Barbolini hala takımın altısını kafasında kurabilmiş değil ?...
Kübra ve Meliha kazanç hanesine yazılırken, Yeliz ve Seda resmen köreltildi, özgüvenlerinin sarsılması için ne gerekiyorsa yapıldı ?...
Meliha pasör çaprazlığından ziyade 4 numarada düşünülmeli ?...
Bizim için esas hedef olan Dünya Şampiyonasında maç eksiklikleri olan Neslihan ve Polen'in verebilecekleri performanslar da meçhul ?...
Daha hala çok etkili servis attığımız, düzgün servis karşıladığımız, iyi blok yaptığımızı söylemek güç ?... Kendisine her an ihiyacımız olan, sarılmamız gereken Büşra'nın da maç eksikliği düşündürüyor ?... İtalya'da işimiz Grand Prix'den çok daha zor, tüm takımlar en kuvvetli kadrolarıyla gelecekler ve de asılacaklar... Kürsüye çıkması gereken Sultanlarımız, bu kafayla ilk sekize bile giremeyebilir ?... Aman dikkat !... Bunu ifade etmek şom ağızlılık değil, sadece ikaz ?... Kim Milli takımımızın başarısızlığını ister ?... Böyle düşünen varsa “Vatan Haini”dir ?...

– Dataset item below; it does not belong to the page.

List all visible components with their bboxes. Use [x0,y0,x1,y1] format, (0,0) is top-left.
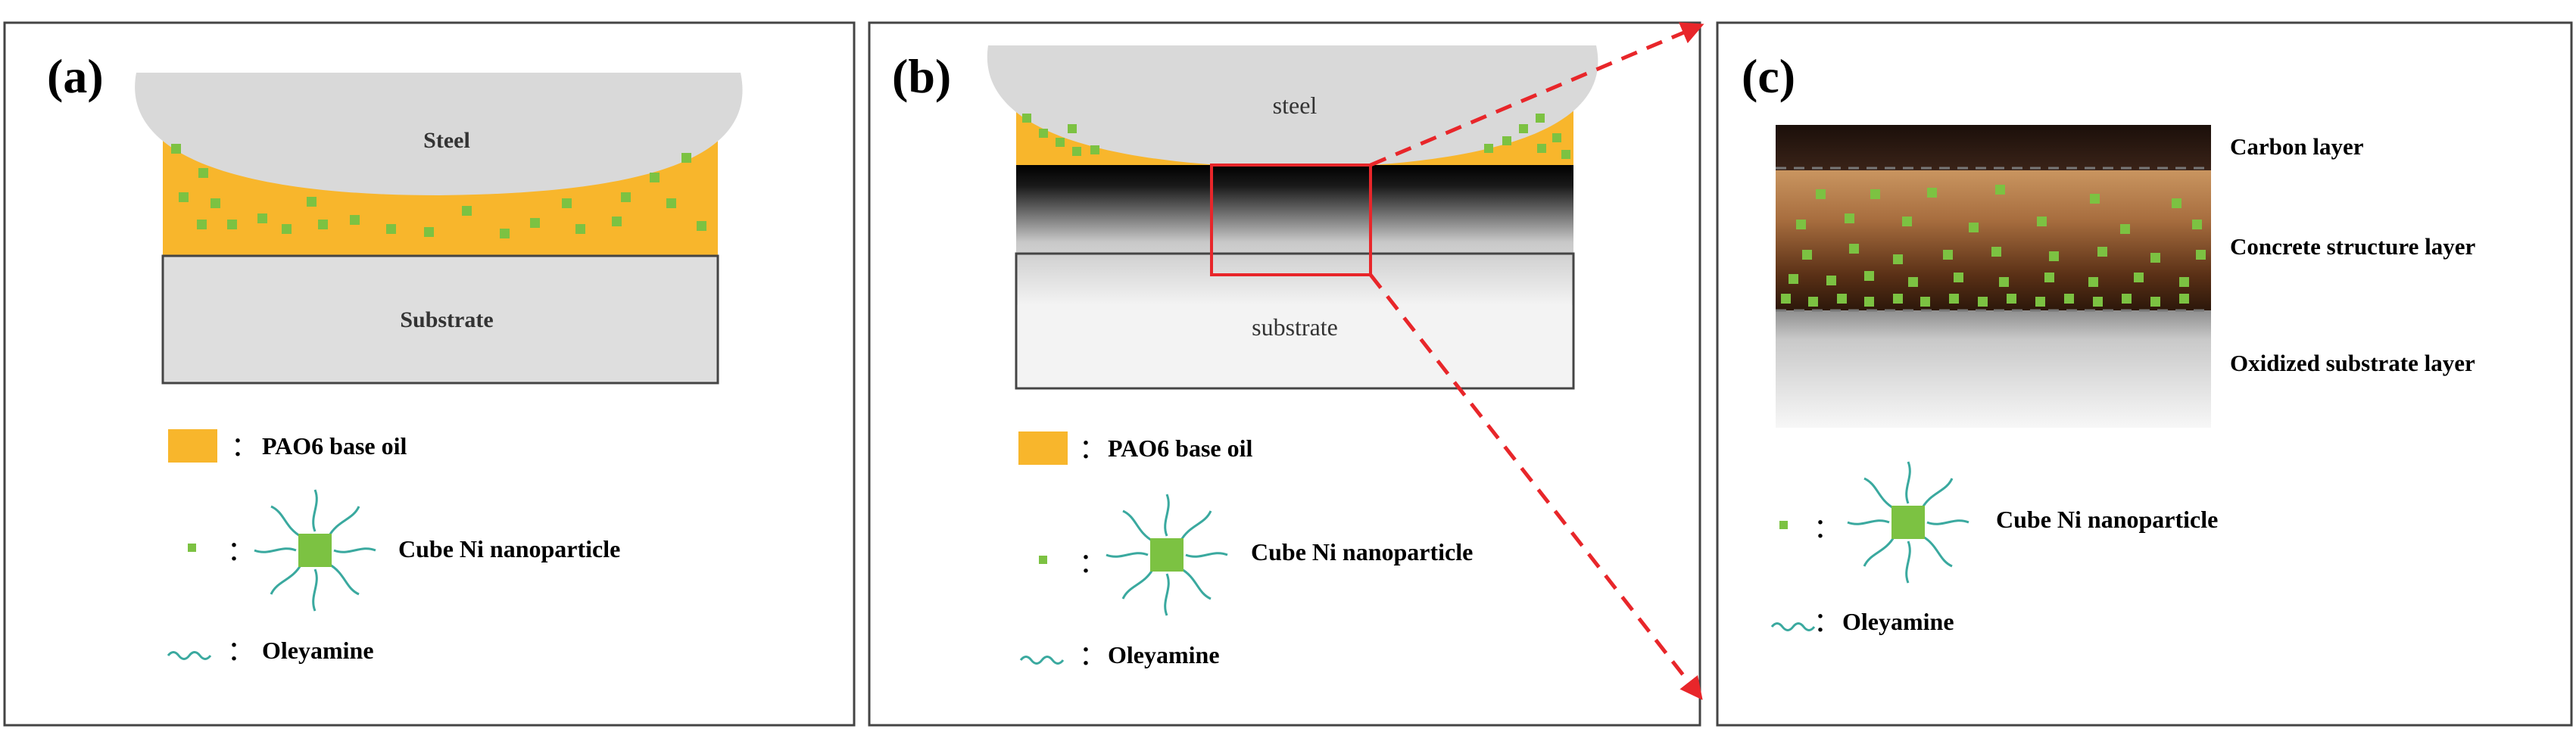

İdeal takımımızla (Maalesef Eda'sız...), sadece vazifesini (!) yapmaya çalışan, bu takıma katkıda bulunamadığını ısrarla vurguladığım Barbolini'ye rağmen (!) Japonya'da Grand Prix finallerinde, İtalya'da Dünya Şampiyonası'nda mutlaka kürsüye çıkmamız gerek ?... Aksi başarısızlık olur ?...
Oluşturulması gereken kadroyu, kafamda aşağıdaki şekilde tasavvur ediyorum...
Naz, yedeği Asuman...
Pasör çaprazları ; Neslihan yedekleri Yeliz, Polen...
Orta oyuncularımız ; Kübra, Bahar, Büşra... (Ne yazık ki hazır olan 4. bir orta oyuncumuz yok ?...)
Smaçörlerimiz ; Gözde, Neriman, Meliha, (Seda)
Liberolarımız ; Gizem, Merve
Joker ; Güldeniz...
Yürekleriyle oynayan kızlarımıza üstün başarılar diliyor, onları her iki büyük organizasyonda kürsüde görmek istiyorum...
KARABIYIK BAŞKANA UTANÇ VERİCİ İFADELER ?...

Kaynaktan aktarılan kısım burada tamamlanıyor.